Roosevelt Square is one of the largest, most incomplete redevelopments of federal public housing in the nation. It began in 1996/’97 with a $24 million HOPE VI grant from the U.S. Department of Housing and Urban Development to the Chicago Housing Authority. For a variety of reasons – including the real estate recession compounded by institutional inertia, poor planning and execution – nearly two decades later at a cost of at least $200 million of public funds, it is substantially incomplete and still needs significant community input. Only twenty five percent of the housing planned in the contract for redevelopment of the site has been developed. When complete, it will occupy over one hundred acres of land once home to the Chicago Housing Authority’s ABLA Homes. There are nearly two thousand units of mixed income housing yet to be built per the contract for redevelopment between the Chicago Housing Authority and the private development company Related Midwest. The success of Roosevelt Square is critical to the success of our entire community.

Connecting4Communities is working diligently to ensure the success of Roosevelt Square by actively soliciting and coordinating community input and by working closely with the Chicago Housing Authority, the City of Chicago, Related Midwest, and other large community institutions to help improve upon the successes of the existing development, and to help successfully address the challenges facing its future. Connecting4Communities successfully advocated that the CHA procure master planning technical services to develop a new master plan for this largely incomplete redevelopment. In the fall of 2014, CHA hired a team led by the Chicago architecture and planning firm, Solomon Cordwell and Buenz, and the real estate firm, CBRE/U.S. Equities, to develop a new master plan.

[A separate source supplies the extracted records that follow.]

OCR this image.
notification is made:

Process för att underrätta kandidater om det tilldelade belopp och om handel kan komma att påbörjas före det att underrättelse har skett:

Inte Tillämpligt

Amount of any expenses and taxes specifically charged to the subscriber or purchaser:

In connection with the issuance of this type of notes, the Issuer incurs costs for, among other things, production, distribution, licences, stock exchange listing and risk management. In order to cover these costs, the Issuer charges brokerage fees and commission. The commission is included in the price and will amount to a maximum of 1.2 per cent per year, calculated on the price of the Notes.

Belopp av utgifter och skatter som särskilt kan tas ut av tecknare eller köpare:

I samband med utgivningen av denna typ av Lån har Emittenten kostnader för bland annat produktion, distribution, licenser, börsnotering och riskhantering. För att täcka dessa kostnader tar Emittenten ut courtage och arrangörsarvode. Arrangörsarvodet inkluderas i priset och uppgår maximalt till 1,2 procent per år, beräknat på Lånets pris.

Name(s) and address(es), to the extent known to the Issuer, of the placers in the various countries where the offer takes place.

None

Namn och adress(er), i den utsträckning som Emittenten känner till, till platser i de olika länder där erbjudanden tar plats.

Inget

Data on HOPE VI redevelopments of public housing is becoming increasingly available and Connecting4Communities is using this data to inform its strategies to ensure the success of Roosevelt Square. The HOPE VI Plan for the revitalization of the ABLA Homes recognizes the importance of quality public education to the success of this development and academic research supports that recognition. The public position of the HOPE VI consultant on the project identifies two issues critical to the Plan for Transformation’s success: access to quality public education and not geographically concentrating, and thus isolating, its low income residents in any particular area of the development. Addressing both of these issues to help ensure the success of Roosevelt Square will be a priority of Connecting4Communities.